President Kimball was the prophet of my childhood, and although I don't have many memories of him specifically, the general sense is a fuzzy one. But this seems to have been pretty accurate. To demonstrate, I'll just open the book randomly and type what is underlined on that page:
- Pages 172-173: We hope … that either before or after your series of Sunday meetings, depending upon your particular … meeting schedule, you will do what the Savior asked the Nephite disciples to do: After he taught them, he asked them to go to their homes and to ponder and to pray over what was said (see 3 Ne. 17:3). Let us keep that pattern in mind . . . And every child, without realizing the full portent, can absorb much from a sacrament meeting. They will absorb something every time. Wouldn’t it be a loss of a great deal of time and effort if every Sunday morning we had to stop and say, “Shall I or shall I not go to priesthood meeting? Shall I or shall I not go to sacrament meeting today? Shall we or shall we not go?” What a lot of wasted effort. … Settle it once and for all . . . We go to worship the Lord.

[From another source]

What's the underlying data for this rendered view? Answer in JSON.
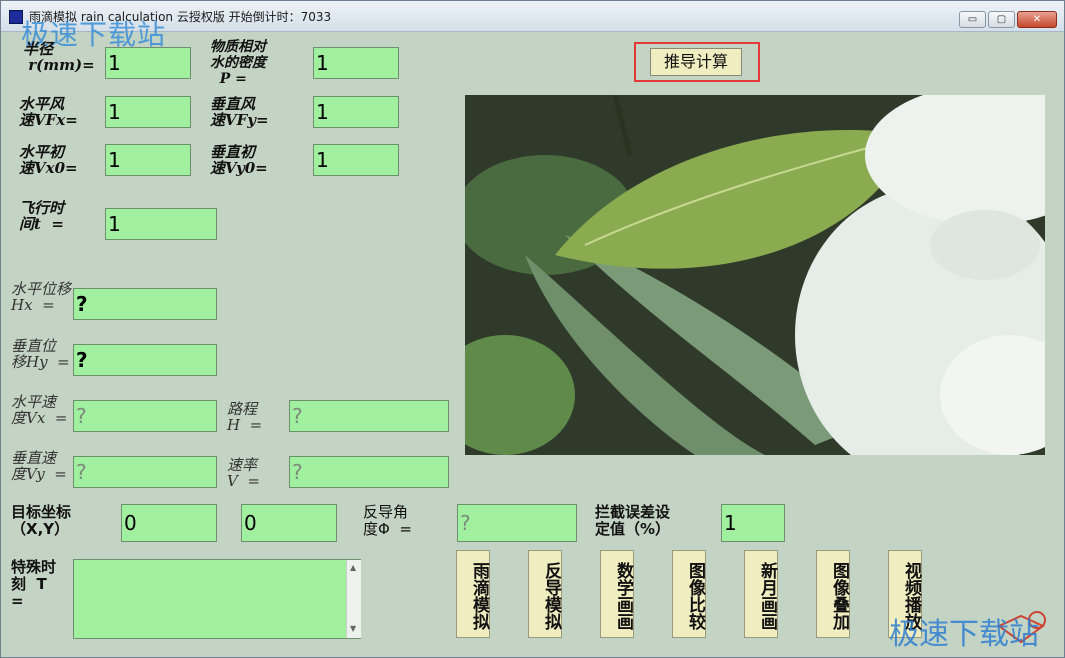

Pages 76-66: “I know it is true.” Because those few words have been said a billion times by millions of people does not make it trite. It will never be worn out. I feel sorry for people who try to couch it in other words, because there are no words like “I know.” There are no words which express the deep feelings which can come from the human heart like “I know.”
Pages 198-199: Love is like a flower, and, like the body, it needs constant feeding. The mortal body would soon be emaciated and die if there were not frequent feedings. The tender flower would wither and die without food and water. And so love, also, cannot be expected to last forever unless it is continually fed with portions of love, the manifestation of esteem and admiration, the expressions of gratitude, and the consideration of unselfishness.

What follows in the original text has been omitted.